A sense of realism with a bit of escape. Dreams that crash into reality. A world that splits time and location.
Silent Sky is a holds realism in location. The lighting must be motivated and believed as the intended places of Harvard Observatory, a cold winter night in Wisconsin, a bright snowy day in Wisconsin, the Cambridge home of Henrietta, and an ocean liner. In fact, it is essential that the lighting accurately differentiates between these locations; supporting the use of a simplified set while delivering clear context to the audience. Thus, the color pallets and directionalities used for all scenes are believable. Winter days are cold whites and diffused. The insides of homes and offices are warm and directionally lit, motivated by lamps. These shifts in tonality are achieved through a system of one warmer side and one colder side mixing to white but able to shift toward either end throughout. The fronts remain a slight cold white, always providing that sense of cold winter and allowing for easy mixing between the sides. The tops are triple-hung for a daylight blue and two Harvard-esque light chocolate brown layouts. The sides utilize color-scrollers to allow for mixing that can match any color placed on the cyc so that the looks feel truly motivated by the surrounding environment. The cyc is utilizing a 4-circuit CYM+W setup.

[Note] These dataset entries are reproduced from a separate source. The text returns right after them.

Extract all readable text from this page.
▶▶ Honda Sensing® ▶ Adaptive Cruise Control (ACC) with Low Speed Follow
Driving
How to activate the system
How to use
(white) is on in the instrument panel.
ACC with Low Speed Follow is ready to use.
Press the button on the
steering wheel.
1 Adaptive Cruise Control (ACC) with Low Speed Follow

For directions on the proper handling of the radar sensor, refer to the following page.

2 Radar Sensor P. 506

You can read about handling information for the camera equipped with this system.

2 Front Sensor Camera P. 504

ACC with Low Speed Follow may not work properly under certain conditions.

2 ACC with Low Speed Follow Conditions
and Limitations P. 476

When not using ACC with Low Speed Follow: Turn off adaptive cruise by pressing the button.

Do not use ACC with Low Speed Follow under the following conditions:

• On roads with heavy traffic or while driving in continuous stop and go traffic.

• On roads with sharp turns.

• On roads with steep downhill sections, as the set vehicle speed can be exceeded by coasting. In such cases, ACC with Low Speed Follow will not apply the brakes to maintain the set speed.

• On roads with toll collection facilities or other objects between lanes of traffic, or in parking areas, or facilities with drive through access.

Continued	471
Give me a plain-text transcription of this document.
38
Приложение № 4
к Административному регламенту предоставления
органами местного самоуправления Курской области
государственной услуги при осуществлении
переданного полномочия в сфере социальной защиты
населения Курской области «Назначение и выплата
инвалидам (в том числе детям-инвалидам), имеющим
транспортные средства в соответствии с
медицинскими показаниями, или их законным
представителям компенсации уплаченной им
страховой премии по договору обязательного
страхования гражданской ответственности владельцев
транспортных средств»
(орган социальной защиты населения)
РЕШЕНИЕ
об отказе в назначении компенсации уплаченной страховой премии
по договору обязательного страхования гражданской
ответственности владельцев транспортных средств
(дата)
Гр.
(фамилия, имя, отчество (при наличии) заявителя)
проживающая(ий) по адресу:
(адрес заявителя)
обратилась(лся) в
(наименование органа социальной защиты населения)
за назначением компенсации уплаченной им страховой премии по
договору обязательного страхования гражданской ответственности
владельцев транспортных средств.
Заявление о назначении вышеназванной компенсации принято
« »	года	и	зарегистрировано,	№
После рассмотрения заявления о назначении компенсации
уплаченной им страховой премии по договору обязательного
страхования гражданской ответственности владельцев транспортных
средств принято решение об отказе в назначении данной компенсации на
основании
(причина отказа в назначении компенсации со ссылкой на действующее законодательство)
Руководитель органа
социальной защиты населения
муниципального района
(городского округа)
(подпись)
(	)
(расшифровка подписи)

This system is then built up to allow alterations on reality and subtle hints at the state of the world these characters live in. The layout of instruments is such that all warm gels are on stage right. This is motivated by the West, the direction the sun sets in, and is viewed as such when imagining upstage as North. The warm white light – this sense of comfort, daylight, and hope – is always lighting Henrietta from this side. Just as we see the sun set in the opening scene, as the play progresses this sense of Henrietta’s past coming back to her is pushed through directionality. In every letter scene Margaret is lit from the west, i.e. the past. In the Wisconsin home scenes Henrietta is lit from the west. And with such a layout the cold whites are in the East. A place of future hope. And as such when Henrietta grows more attached to her work, when she is too preoccupied to deal with her family, or when she is on a boat trying to figure herself out, she is lit mainly in the brittle, unknown light of the future. When Henrietta is at work, there is another subtle use of directionality and shape.
When we first enter Harvard, the desks are outlined by a warm chocolate top light system shutter cut to surround them in this clearly defined rectangle. Saying that the world is boxing in these women and that the academic society at Harvard thinks with a closed mind. This top light system is triple-hung. One set are blues used for day scenes. One set are the brown shutter-cut rectangles. And the other set utilizes brown but with no shutter cuts. As the play progresses, and Henrietta shifts the dynamic at Harvard, we start to fade in these un-restricted tops and fade out the shutter-cut ones. This is done slowly over the course of the play, until we reach the end, where no box surrounds these women, and especially Henrietta, anymore.
Shifts on reality are also seen in places such as the boat scenes. When the boat is nothing than a thought or dream, there is a push of blue top light, purple and orange backs, and dark blue sides lighting the set. When the boat comes into reality, the blue tops are faded out a bit, the unnatural orange disappears, and the purple loses intensity to blend in to the night sky surrounding Henrietta. The stars appear believable, spread out across the cyc with templates and in a slightly cold white. Single stars, when needed, are accomplished through projection.
The play is grounded in this sense of dramatic reality, where we constantly jump between the realistic and the dream-like, and the systems in place allow for such flexibility.